Uni- and multivariable ordinal regression analysis for clinical outcome (mRS shift)

Univariable analysis Multivariable analysis
OR 95% CI p value OR 95% CI p value
BGL 1.00 0.99–1.01 0.06 1.01 0.99–1.02  > 0.3
BATMAN 0.84 0.66–1.08 0.17 1.14 0.86–1.52  > 0.3
Recanalization 0.65 0.34–1.25 0.20 0.18 0.04–0.84 0.03
NIHSS 1.08 1.06–1.11  < 0.001 1.05 1.00–1.10 0.04
IV alteplase 1.48 0.78–2.82 0.23 1.10 0.30–4.00  > 0.8
pcASPECTS 0.72 0.58–0.89 0.002 0.58 0.39–0.86  < 0.01
Age 1.03 1.00–1.06 0.01 1.04 0.38–0.86 0.08
Time 0.98 0.96–1.00 0.14 1.07 0.92–1.24  > 0.5

BGL baseline glucose level, Time Time from symptom onset to admission

Fig. 4.

Fig. 4

3D Illustration of the relationship of glucose levels and BATMAN score on the likelihood for recanalization. 3D Surface plot to illustrate the impact of BATMAN scores and BGL on the likelihood for successful recanalization

Discussion

The aim of this study was to investigate factors associated with successful recanalization in acute BAO patients, and in particular, analyze how baseline BGL and the BATMAN score, as a measure of collateral quality and clot burden, are associated with reperfusion. We hypothesized that BGL is directly related to the likelihood of successful recanalization, mediated by the BATMAN score. The study has several findings: (1) in multivariable logistic regression analysis, only BGL and BATMAN were independently associated with recanalization; (2) successful vessel recanalization was significantly associated with better functional outcome when adjusted for BGL and BATMAN score; (3) pcASPECTS and recanalization status were important predictors of functional outcome, while other variables such as application of intravenous alteplase, or time from onset to imaging, only had a minor impact on recanalization, and functional outcome.

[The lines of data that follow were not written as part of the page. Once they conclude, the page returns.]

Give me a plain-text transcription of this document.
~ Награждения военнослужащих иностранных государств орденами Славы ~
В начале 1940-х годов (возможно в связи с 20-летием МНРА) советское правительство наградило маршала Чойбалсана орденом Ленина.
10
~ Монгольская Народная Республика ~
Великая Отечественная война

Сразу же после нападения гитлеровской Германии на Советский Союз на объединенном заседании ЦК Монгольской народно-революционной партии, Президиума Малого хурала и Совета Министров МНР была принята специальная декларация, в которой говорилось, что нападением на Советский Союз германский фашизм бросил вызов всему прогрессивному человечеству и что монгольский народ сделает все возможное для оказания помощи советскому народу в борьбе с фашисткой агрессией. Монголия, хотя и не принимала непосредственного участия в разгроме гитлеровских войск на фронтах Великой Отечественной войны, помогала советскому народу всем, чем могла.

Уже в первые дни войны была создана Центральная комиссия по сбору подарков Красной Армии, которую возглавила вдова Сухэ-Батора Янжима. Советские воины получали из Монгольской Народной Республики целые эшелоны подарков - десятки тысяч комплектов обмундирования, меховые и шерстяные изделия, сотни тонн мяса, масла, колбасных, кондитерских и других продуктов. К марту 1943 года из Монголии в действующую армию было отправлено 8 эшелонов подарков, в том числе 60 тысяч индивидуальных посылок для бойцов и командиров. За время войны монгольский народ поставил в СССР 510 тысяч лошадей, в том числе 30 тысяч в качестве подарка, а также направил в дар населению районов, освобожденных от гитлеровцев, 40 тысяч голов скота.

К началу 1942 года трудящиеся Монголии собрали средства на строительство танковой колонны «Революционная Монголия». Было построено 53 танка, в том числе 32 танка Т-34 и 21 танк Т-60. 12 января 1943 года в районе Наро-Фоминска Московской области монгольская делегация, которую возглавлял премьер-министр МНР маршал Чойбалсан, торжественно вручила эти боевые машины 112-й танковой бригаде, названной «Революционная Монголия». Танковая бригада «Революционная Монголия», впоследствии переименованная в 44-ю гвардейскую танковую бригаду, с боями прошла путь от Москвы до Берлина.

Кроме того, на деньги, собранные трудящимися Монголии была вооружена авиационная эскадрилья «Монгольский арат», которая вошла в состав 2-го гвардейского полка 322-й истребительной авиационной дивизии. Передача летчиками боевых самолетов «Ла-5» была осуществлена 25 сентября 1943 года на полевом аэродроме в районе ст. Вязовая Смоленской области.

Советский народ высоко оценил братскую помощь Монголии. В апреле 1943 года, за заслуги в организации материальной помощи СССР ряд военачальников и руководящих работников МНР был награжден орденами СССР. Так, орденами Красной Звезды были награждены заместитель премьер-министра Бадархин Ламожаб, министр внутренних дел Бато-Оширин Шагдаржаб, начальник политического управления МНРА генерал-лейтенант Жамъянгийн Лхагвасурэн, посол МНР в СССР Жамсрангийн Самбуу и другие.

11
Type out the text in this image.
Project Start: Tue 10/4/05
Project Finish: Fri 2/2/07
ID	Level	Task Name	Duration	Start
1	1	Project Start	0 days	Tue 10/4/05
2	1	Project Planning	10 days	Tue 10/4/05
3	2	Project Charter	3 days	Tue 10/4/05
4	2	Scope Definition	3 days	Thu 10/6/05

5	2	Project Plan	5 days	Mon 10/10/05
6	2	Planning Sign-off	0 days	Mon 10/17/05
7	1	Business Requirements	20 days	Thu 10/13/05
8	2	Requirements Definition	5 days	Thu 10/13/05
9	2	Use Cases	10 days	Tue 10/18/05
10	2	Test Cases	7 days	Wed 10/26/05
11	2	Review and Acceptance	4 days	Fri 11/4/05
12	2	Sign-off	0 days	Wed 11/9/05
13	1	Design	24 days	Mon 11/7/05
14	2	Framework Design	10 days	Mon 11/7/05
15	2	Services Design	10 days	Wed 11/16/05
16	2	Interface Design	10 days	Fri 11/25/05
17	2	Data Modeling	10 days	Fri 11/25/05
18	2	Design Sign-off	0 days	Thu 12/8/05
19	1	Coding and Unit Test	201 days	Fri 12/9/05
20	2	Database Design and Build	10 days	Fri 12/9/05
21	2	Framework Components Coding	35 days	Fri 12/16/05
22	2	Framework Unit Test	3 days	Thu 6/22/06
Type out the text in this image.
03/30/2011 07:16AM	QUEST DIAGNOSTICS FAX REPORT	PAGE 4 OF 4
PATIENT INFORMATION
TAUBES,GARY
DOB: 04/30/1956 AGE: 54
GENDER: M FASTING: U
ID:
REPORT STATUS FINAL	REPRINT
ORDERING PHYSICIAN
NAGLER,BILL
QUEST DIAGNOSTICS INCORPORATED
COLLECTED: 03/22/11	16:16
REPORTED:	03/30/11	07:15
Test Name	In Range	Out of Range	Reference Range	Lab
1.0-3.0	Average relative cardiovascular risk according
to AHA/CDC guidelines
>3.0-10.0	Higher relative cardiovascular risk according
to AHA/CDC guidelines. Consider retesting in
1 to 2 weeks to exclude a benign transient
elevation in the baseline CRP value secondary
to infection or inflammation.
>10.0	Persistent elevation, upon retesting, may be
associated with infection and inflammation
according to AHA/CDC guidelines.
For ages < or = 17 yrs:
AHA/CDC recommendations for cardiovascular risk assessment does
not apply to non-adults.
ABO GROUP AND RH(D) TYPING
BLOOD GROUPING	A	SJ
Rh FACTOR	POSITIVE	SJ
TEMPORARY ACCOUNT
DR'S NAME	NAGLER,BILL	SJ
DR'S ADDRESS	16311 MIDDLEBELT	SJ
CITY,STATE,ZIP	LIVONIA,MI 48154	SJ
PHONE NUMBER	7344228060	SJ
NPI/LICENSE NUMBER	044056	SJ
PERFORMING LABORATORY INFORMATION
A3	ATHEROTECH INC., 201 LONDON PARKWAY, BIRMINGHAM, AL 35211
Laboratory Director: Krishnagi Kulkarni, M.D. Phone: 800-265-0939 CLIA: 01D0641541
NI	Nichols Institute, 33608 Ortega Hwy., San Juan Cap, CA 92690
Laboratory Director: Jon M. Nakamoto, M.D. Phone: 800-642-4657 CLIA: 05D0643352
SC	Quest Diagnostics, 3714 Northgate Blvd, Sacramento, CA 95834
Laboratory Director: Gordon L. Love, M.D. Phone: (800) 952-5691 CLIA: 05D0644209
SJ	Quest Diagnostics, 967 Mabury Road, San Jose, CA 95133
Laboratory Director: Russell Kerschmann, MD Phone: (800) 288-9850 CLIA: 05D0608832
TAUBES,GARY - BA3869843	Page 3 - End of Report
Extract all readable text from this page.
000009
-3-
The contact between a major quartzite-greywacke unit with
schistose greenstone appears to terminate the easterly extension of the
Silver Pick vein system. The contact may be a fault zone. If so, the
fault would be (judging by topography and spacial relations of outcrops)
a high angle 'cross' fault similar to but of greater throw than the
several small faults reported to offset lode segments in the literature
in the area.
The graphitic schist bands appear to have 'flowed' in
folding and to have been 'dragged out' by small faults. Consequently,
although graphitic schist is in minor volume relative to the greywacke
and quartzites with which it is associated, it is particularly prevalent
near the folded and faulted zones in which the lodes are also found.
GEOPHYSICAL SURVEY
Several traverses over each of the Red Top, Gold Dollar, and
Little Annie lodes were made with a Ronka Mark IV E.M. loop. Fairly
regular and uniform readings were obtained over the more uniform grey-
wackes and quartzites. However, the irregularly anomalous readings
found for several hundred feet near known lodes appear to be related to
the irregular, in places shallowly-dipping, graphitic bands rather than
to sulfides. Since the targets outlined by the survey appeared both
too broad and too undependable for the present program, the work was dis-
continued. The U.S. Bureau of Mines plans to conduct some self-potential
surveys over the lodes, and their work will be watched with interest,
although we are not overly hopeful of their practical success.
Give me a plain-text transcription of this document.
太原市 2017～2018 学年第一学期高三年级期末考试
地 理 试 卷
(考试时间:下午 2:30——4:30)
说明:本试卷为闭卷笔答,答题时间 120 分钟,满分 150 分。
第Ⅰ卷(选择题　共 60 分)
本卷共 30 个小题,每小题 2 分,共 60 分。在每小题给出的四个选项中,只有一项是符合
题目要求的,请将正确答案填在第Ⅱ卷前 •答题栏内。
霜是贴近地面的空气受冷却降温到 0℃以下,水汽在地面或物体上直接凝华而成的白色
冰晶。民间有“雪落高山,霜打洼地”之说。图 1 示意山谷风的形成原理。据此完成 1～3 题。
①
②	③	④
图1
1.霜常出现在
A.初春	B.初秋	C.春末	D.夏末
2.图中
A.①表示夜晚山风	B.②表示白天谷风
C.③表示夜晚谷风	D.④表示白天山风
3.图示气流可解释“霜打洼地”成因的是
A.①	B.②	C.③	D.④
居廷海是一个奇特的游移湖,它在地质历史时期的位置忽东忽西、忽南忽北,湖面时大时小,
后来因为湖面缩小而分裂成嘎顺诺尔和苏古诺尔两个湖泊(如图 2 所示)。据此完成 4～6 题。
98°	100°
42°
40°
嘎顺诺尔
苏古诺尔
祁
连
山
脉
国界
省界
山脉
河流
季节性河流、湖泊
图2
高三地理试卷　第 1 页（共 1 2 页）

In ischemic posterior circulation stroke, BAO is still associated with very poor functional outcome, despite recent advances in endovascular treatment. Lately, the results of the Basilar Artery International Cooperation Study (BASICS), analyzing the safety and efficacy of MT in BAO patients, have been presented (clinical trial ID: NCT01717755 [23]). This study observed no significant benefit of MT compared to best medical management alone, notwithstanding a slightly higher proportion of patients with good functional outcome. Despite controversies about the study design and particularly its long recruitment period, the study emphasizes a need to further improve treatment selection for MT and outcome prediction in BAO stroke.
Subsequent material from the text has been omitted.